Gentoo Layer (Portage):

  • Installed packages: 1,247
  • Binary packages pulled: 95% of installs
  • Compile time saved: ~40 hours/month

Nix Layer (Home Manager):

  • Declared packages: 47
  • Generation size: 1.2 GB
  • Switch time: 12 seconds

Reproducibility:

  • Time to rebuild Gentoo layer from scratch: ~4 hours (with binhost)
  • Time to reproduce Nix layer from scratch: ~2 minutes (download)
  • Time to restore full environment on new machine: ~5 hours

What I track in git:

  • /etc/portage/ → Gentoo configuration
  • ~/.config/home-manager/ → Nix configuration
  • ~/dotfiles/ → Miscellaneous configs

What I Learned

Use The Right Tool For Each Layer

Gentoo and Nix aren’t competitors. They solve different problems.

Gentoo excels at:

  • Hardware-specific optimization
  • System-level packages
  • Kernel and drivers
  • Things that need to be fast

Nix excels at:

  • Configuration reproducibility
  • Userland tools
  • Dotfiles management
  • Things that need to be consistent

Using both gives you the best of both worlds. Optimized core. Reproducible environment.

Declarative > Imperative

After 15 years of maintaining dotfiles with symlinks and shell scripts, Home Manager was a revelation.

Old way:

ln -sf ~/dotfiles/.zshrc ~/.zshrc
ln -sf ~/dotfiles/.vimrc ~/.vimrc
# Repeat for 50 files
# Hope you didn't forget any
# Hope the target system has the same structure

New way:

programs.zsh.enable = true;
programs.neovim.enable = true;
home-manager switch

The second approach is declarative. I don’t describe how to get my environment. I describe what my environment should look like. The system figures out the rest.

Complexity Has A Cost

Is this system complex? Yes.

Am I maintaining two package managers? Yes.

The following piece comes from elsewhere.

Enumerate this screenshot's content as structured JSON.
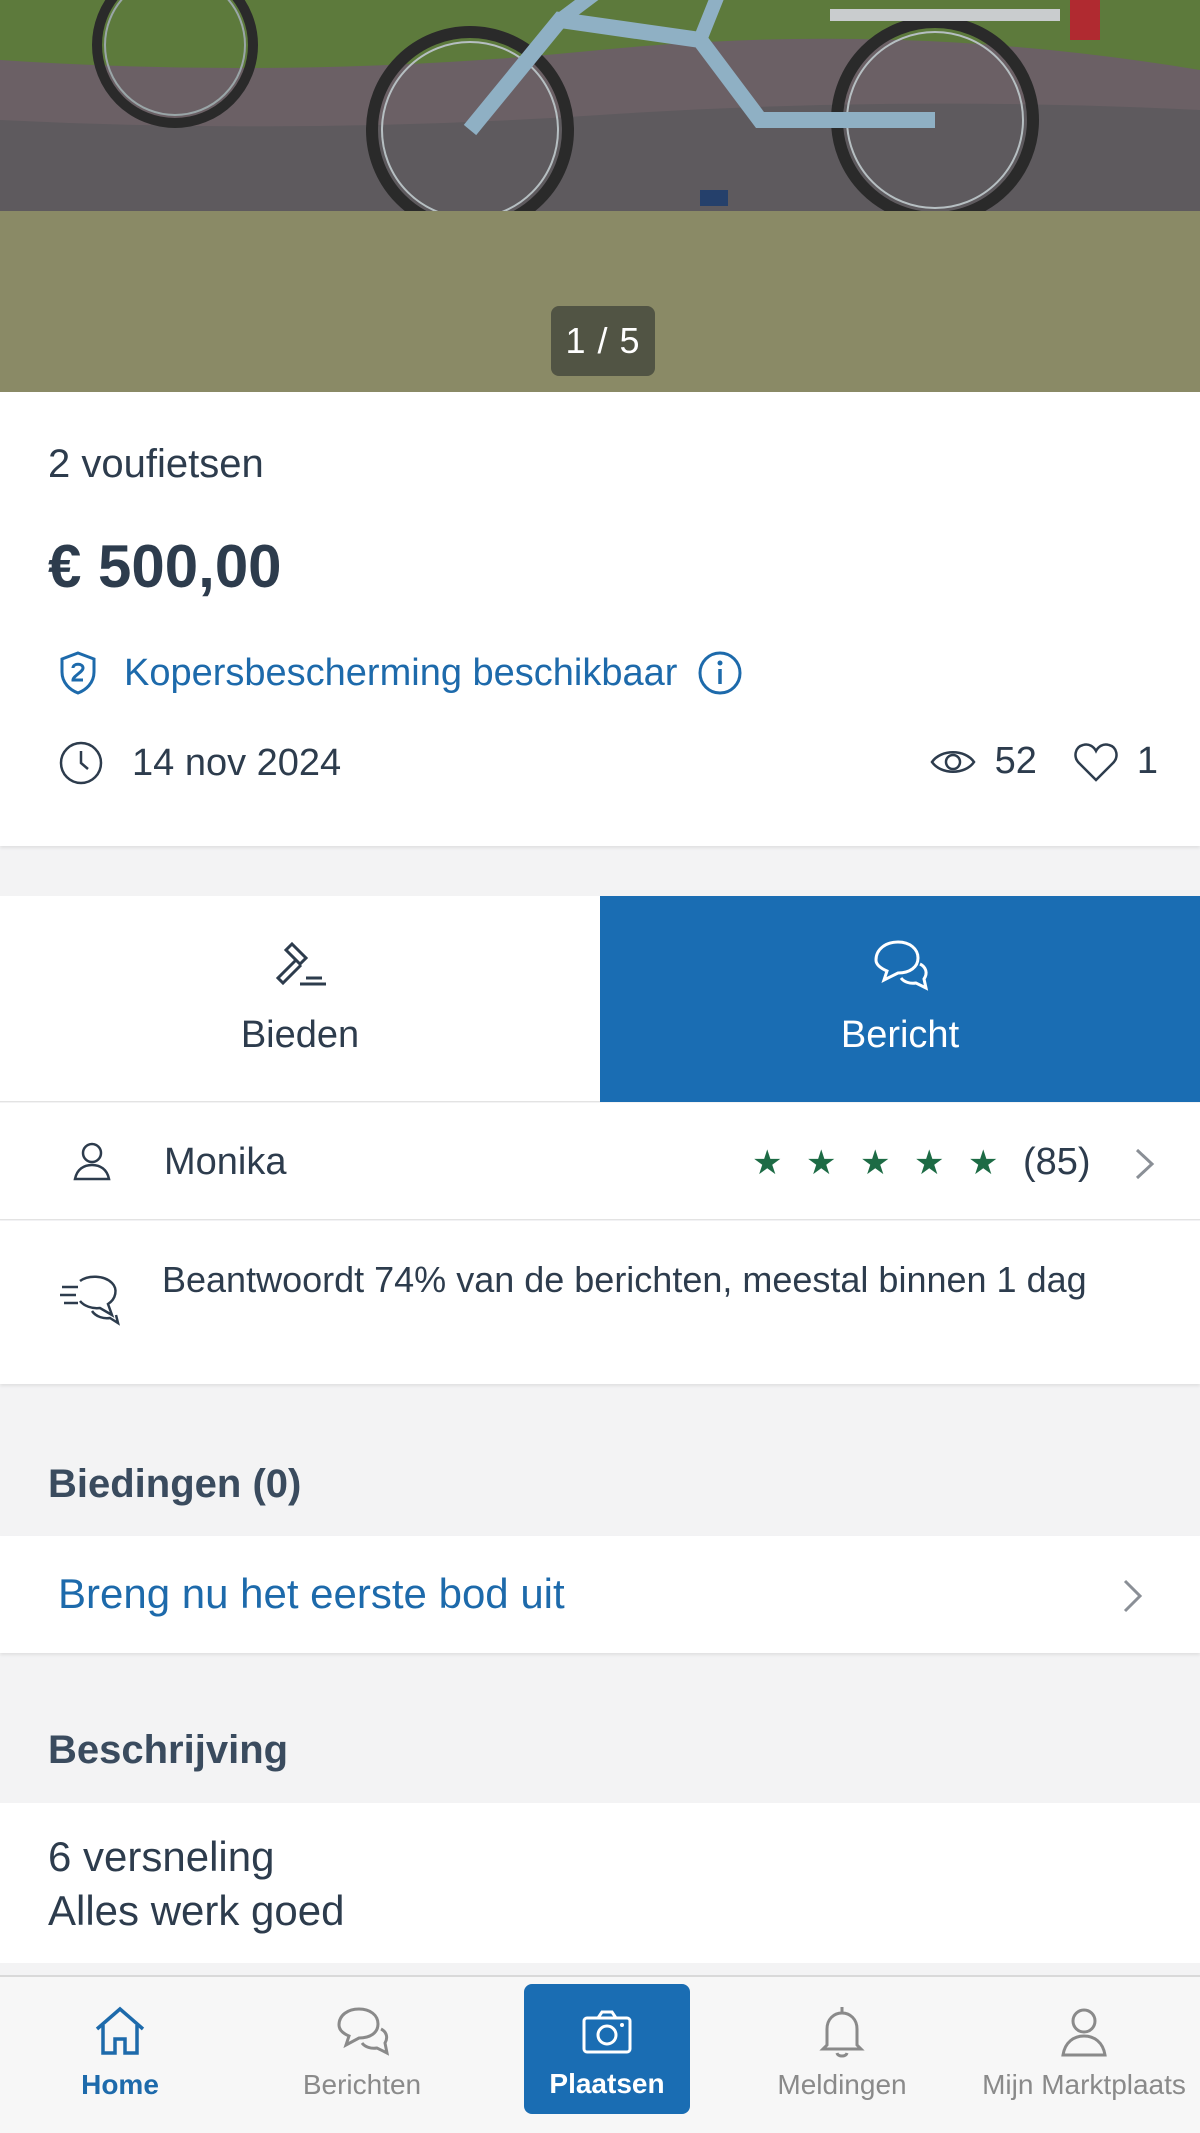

Is it over-engineered? Absolutely.

But the complexity is bounded. I understand both systems. Each has a clear purpose. And the result is a machine that’s both fast AND reproducible.

Sometimes over-engineering is just… engineering the system you actually need.

The 12-Year Upgrade Path

My i7-4790K is 12 years old. I’ve upgraded the RAM (16GB → 32GB), the storage (SATA SSD → NVMe), and the GPU (GTX 970 → RTX 4070 Ti). The CPU is the only original component.

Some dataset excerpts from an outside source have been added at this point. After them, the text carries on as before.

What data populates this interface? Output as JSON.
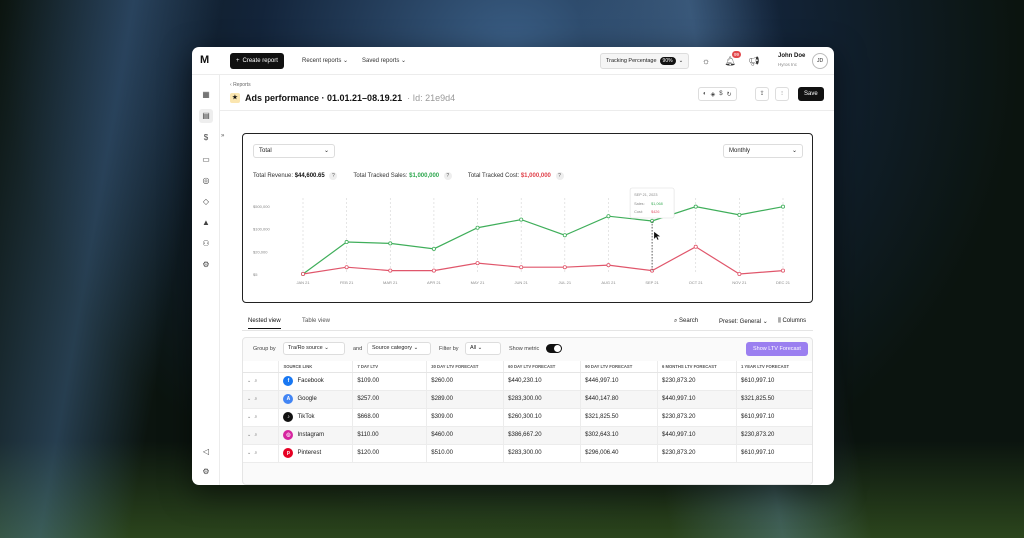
{
  "topbar": {
    "logo": "M",
    "create_label": "Create report",
    "recent_label": "Recent reports",
    "saved_label": "Saved reports",
    "tracking_label": "Tracking Percentage",
    "tracking_value": "90%",
    "notif_count": "99",
    "user_name": "John Doe",
    "user_org": "Hyros Inc",
    "user_initials": "JD"
  },
  "header": {
    "breadcrumb": "Reports",
    "title": "Ads performance · 01.01.21–08.19.21",
    "id": "· Id: 21e9d4",
    "save_label": "Save",
    "collapse_icon": "chevrons-right-icon"
  },
  "chart_controls": {
    "group_select": "Total",
    "period_select": "Monthly"
  },
  "metrics": {
    "revenue_label": "Total Revenue:",
    "revenue_value": "$44,600.65",
    "sales_label": "Total Tracked Sales:",
    "sales_value": "$1,000,000",
    "cost_label": "Total Tracked Cost:",
    "cost_value": "$1,000,000",
    "help": "?"
  },
  "chart_data": {
    "type": "line",
    "categories": [
      "JAN 21",
      "FEB 21",
      "MAR 21",
      "APR 21",
      "MAY 21",
      "JUN 21",
      "JUL 21",
      "AUG 21",
      "SEP 21",
      "OCT 21",
      "NOV 21",
      "DEC 21"
    ],
    "y_ticks": [
      "$500,000",
      "$100,000",
      "$20,000",
      "$5"
    ],
    "series": [
      {
        "name": "Sales",
        "color": "#3fae5a",
        "values": [
          0.0,
          0.47,
          0.45,
          0.37,
          0.68,
          0.8,
          0.57,
          0.85,
          0.78,
          0.99,
          0.87,
          0.99
        ]
      },
      {
        "name": "Cost",
        "color": "#e0566b",
        "values": [
          0.0,
          0.1,
          0.05,
          0.05,
          0.16,
          0.1,
          0.1,
          0.13,
          0.05,
          0.4,
          0.0,
          0.05
        ]
      }
    ],
    "tooltip": {
      "title": "SEP 21, 2023",
      "sales_label": "Sales:",
      "sales_value": "$1,068",
      "cost_label": "Cost:",
      "cost_value": "$426"
    }
  },
  "tabs": [
    "Nested view",
    "Table view"
  ],
  "tools": {
    "search": "Search",
    "preset": "Preset: General",
    "columns": "Columns"
  },
  "filters": {
    "group_by_label": "Group by",
    "group_by_value": "Tra/Ro source",
    "and_label": "and",
    "and_value": "Source category",
    "filter_label": "Filter by",
    "filter_value": "All",
    "show_metric_label": "Show metric",
    "forecast_button": "Show LTV Forecast"
  },
  "table": {
    "columns": [
      "SOURCE LINK",
      "7 DAY LTV",
      "30 DAY LTV FORECAST",
      "60 DAY LTV FORECAST",
      "90 DAY LTV FORECAST",
      "6 MONTHS LTV FORECAST",
      "1 YEAR LTV FORECAST"
    ],
    "rows": [
      {
        "source": "Facebook",
        "icon": "facebook-icon",
        "color": "#1877f2",
        "glyph": "f",
        "cells": [
          "$109.00",
          "$260.00",
          "$440,230.10",
          "$446,997.10",
          "$230,873.20",
          "$610,997.10"
        ]
      },
      {
        "source": "Google",
        "icon": "google-ads-icon",
        "color": "#4285f4",
        "glyph": "A",
        "cells": [
          "$257.00",
          "$289.00",
          "$283,300.00",
          "$440,147.80",
          "$440,997.10",
          "$321,825.50"
        ]
      },
      {
        "source": "TikTok",
        "icon": "tiktok-icon",
        "color": "#111111",
        "glyph": "♪",
        "cells": [
          "$668.00",
          "$309.00",
          "$260,300.10",
          "$321,825.50",
          "$230,873.20",
          "$610,997.10"
        ]
      },
      {
        "source": "Instagram",
        "icon": "instagram-icon",
        "color": "#d6249f",
        "glyph": "◎",
        "cells": [
          "$110.00",
          "$460.00",
          "$386,667.20",
          "$302,643.10",
          "$440,997.10",
          "$230,873.20"
        ]
      },
      {
        "source": "Pinterest",
        "icon": "pinterest-icon",
        "color": "#e60023",
        "glyph": "p",
        "cells": [
          "$120.00",
          "$510.00",
          "$283,300.00",
          "$296,006.40",
          "$230,873.20",
          "$610,997.10"
        ]
      }
    ]
  }
}
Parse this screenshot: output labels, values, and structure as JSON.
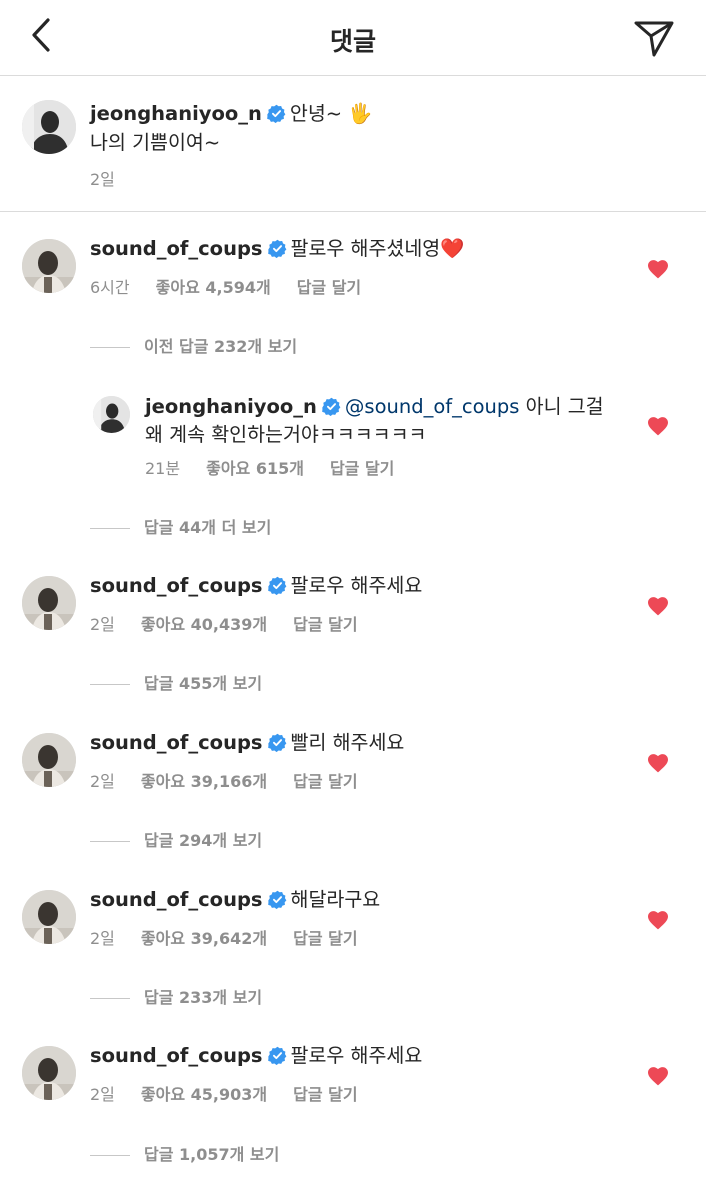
{
  "header": {
    "title": "댓글"
  },
  "caption": {
    "username": "jeonghaniyoo_n",
    "text_line1": "안녕~ 🖐",
    "text_line2": "나의 기쁨이여~",
    "time": "2일"
  },
  "comments": [
    {
      "username": "sound_of_coups",
      "text": "팔로우 해주셨네영❤️",
      "time": "6시간",
      "likes": "좋아요 4,594개",
      "reply": "답글 달기",
      "view_replies": "이전 답글 232개 보기"
    },
    {
      "username": "sound_of_coups",
      "text": "팔로우 해주세요",
      "time": "2일",
      "likes": "좋아요 40,439개",
      "reply": "답글 달기",
      "view_replies": "답글 455개 보기"
    },
    {
      "username": "sound_of_coups",
      "text": "빨리 해주세요",
      "time": "2일",
      "likes": "좋아요 39,166개",
      "reply": "답글 달기",
      "view_replies": "답글 294개 보기"
    },
    {
      "username": "sound_of_coups",
      "text": "해달라구요",
      "time": "2일",
      "likes": "좋아요 39,642개",
      "reply": "답글 달기",
      "view_replies": "답글 233개 보기"
    },
    {
      "username": "sound_of_coups",
      "text": "팔로우 해주세요",
      "time": "2일",
      "likes": "좋아요 45,903개",
      "reply": "답글 달기",
      "view_replies": "답글 1,057개 보기"
    }
  ],
  "reply": {
    "username": "jeonghaniyoo_n",
    "mention": "@sound_of_coups",
    "text_line1": " 아니 그걸",
    "text_line2": "왜 계속 확인하는거야ㅋㅋㅋㅋㅋㅋ",
    "time": "21분",
    "likes": "좋아요 615개",
    "reply": "답글 달기",
    "more_replies": "답글 44개 더 보기"
  },
  "icons": {
    "back": "chevron-left-icon",
    "send": "paper-plane-icon",
    "verified": "verified-badge-icon",
    "like": "heart-icon"
  },
  "colors": {
    "heart": "#ed4956",
    "verified": "#3897f0",
    "mention": "#00376b",
    "meta": "#8e8e8e"
  }
}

When I finally replace this machine, I won’t start from scratch. I’ll:

  1. Install Gentoo (binhost makes this fast)
  2. Copy /etc/portage/
  3. Install Nix
  4. Copy ~/.config/home-manager/
  5. Run home-manager switch

Four hours, maybe. And I’ll have exactly my environment. Not “similar to.” Exactly.

That’s the hybrid vision.


The End State

Argo OS is now a distribution that defies categorization.

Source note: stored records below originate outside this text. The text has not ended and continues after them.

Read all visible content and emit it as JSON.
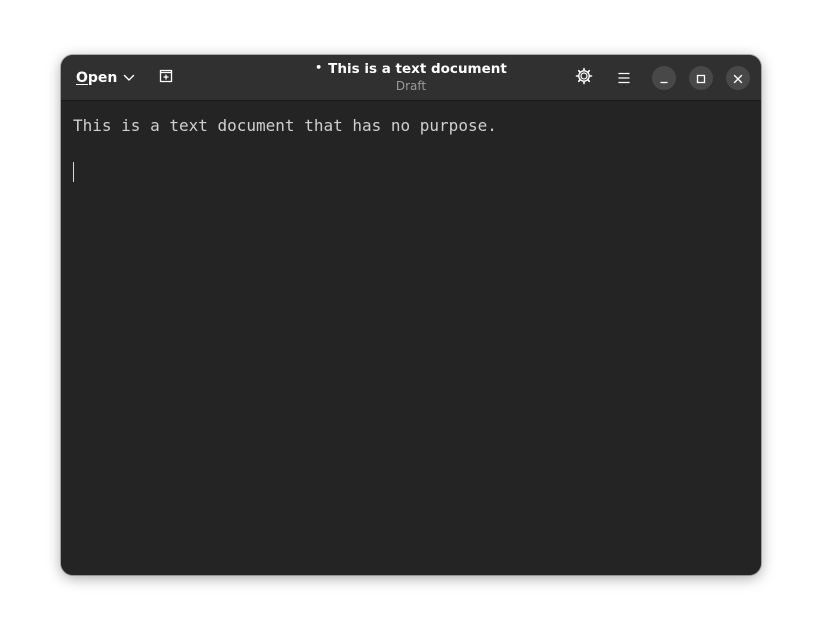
{
  "header": {
    "open_label_first": "O",
    "open_label_rest": "pen",
    "title": "This is a text document",
    "modified_marker": "•",
    "subtitle": "Draft"
  },
  "icons": {
    "open_dropdown": "chevron-down-icon",
    "new_tab": "new-tab-icon",
    "settings": "gear-icon",
    "menu": "hamburger-menu-icon",
    "minimize": "minimize-icon",
    "maximize": "maximize-icon",
    "close": "close-icon"
  },
  "editor": {
    "line1": "This is a text document that has no purpose.",
    "line2": ""
  },
  "colors": {
    "window_bg": "#242424",
    "headerbar_bg": "#303030",
    "window_button_bg": "#484848",
    "text": "#cfcfcf"
  }
}
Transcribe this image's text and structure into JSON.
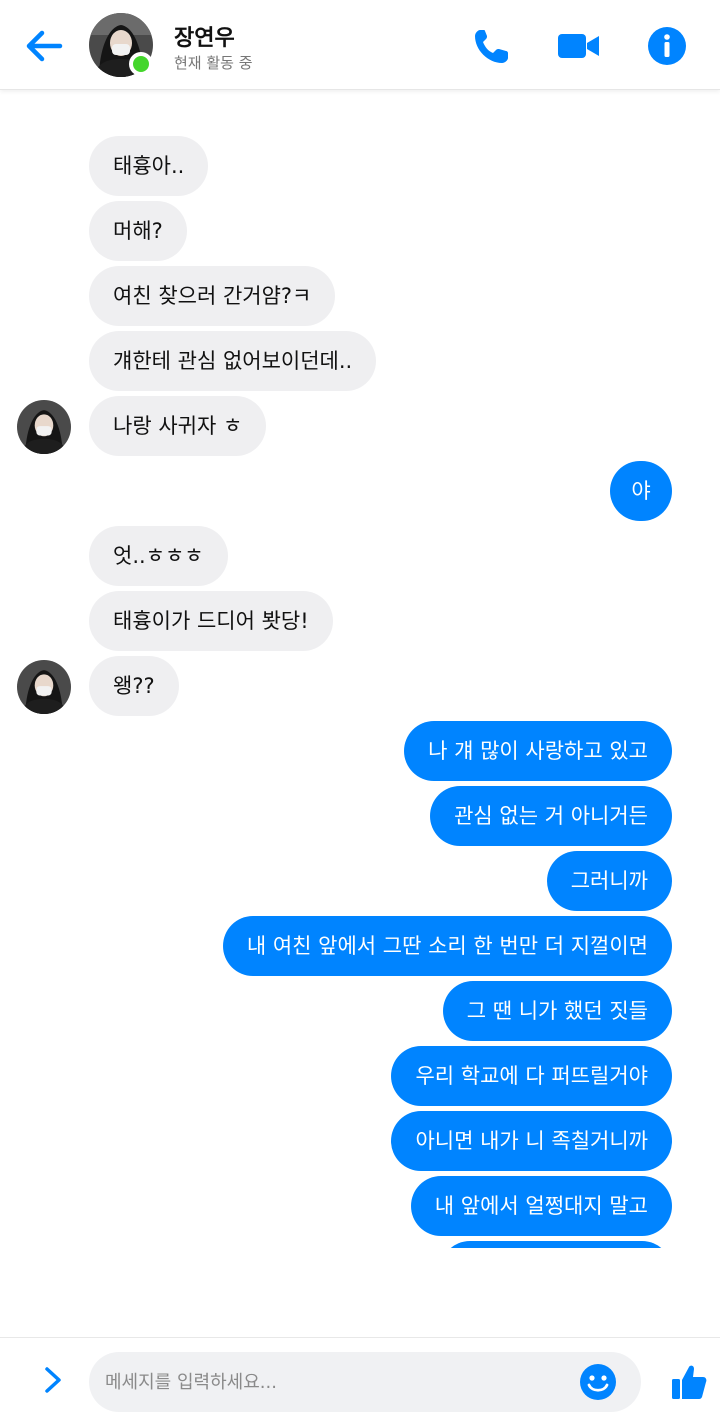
{
  "header": {
    "contact_name": "장연우",
    "status": "현재 활동 중",
    "icons": {
      "back": "arrow-left-icon",
      "call": "phone-icon",
      "video": "video-camera-icon",
      "info": "info-icon"
    },
    "colors": {
      "accent": "#0084ff",
      "online": "#44d62c"
    }
  },
  "messages": [
    {
      "sender": "them",
      "text": "태흉아.."
    },
    {
      "sender": "them",
      "text": "머해?"
    },
    {
      "sender": "them",
      "text": "여친 찾으러 간거얌?ㅋ"
    },
    {
      "sender": "them",
      "text": "걔한테 관심 없어보이던데.."
    },
    {
      "sender": "them",
      "text": "나랑 사귀자 ㅎ"
    },
    {
      "sender": "me",
      "text": "야"
    },
    {
      "sender": "them",
      "text": "엇..ㅎㅎㅎ"
    },
    {
      "sender": "them",
      "text": "태흉이가 드디어 봣당!"
    },
    {
      "sender": "them",
      "text": "왱??"
    },
    {
      "sender": "me",
      "text": "나 걔 많이 사랑하고 있고"
    },
    {
      "sender": "me",
      "text": "관심 없는 거 아니거든"
    },
    {
      "sender": "me",
      "text": "그러니까"
    },
    {
      "sender": "me",
      "text": "내 여친 앞에서 그딴 소리 한 번만 더 지껄이면"
    },
    {
      "sender": "me",
      "text": "그 땐 니가 했던 짓들"
    },
    {
      "sender": "me",
      "text": "우리 학교에 다 퍼뜨릴거야"
    },
    {
      "sender": "me",
      "text": "아니면 내가 니 족칠거니까"
    },
    {
      "sender": "me",
      "text": "내 앞에서 얼쩡대지 말고"
    },
    {
      "sender": "me",
      "text": ""
    }
  ],
  "composer": {
    "placeholder": "메세지를 입력하세요...",
    "icons": {
      "expand": "chevron-right-icon",
      "emoji": "emoji-icon",
      "like": "thumbs-up-icon"
    }
  },
  "colors": {
    "incoming_bubble": "#efeff1",
    "outgoing_bubble": "#0084ff"
  }
}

It boots like Gentoo. It snapshots like openSUSE. It configures user tools like NixOS.

Is it weird? Yes. Is it sustainable? Three months in, yes. Is it mine? Absolutely.

And for the first time in 15 years of using Linux, I feel like I have a system that is both incredibly fast AND impossible to break AND reproducible.

That was always the goal.


What’s Next

This concludes the “Journey” series. 46 days in, from first emerge to hybrid architecture.

But the work continues. The binhost needs maintenance. The build swarm could use more drones. The documentation needs updating.

For the specific configurations:

If you’ve read this far, you’re probably either:

  1. Considering building your own custom Linux distribution
  2. Procrastinating on something important
  3. Both

Either way, thanks for coming along on this journey. It’s been… an experience.


46 days. 1 custom distribution. 2 package managers. 1,571 packages. 2,146 lines of shell script. Countless cups of coffee.

Worth it? 100%. And the journey continues.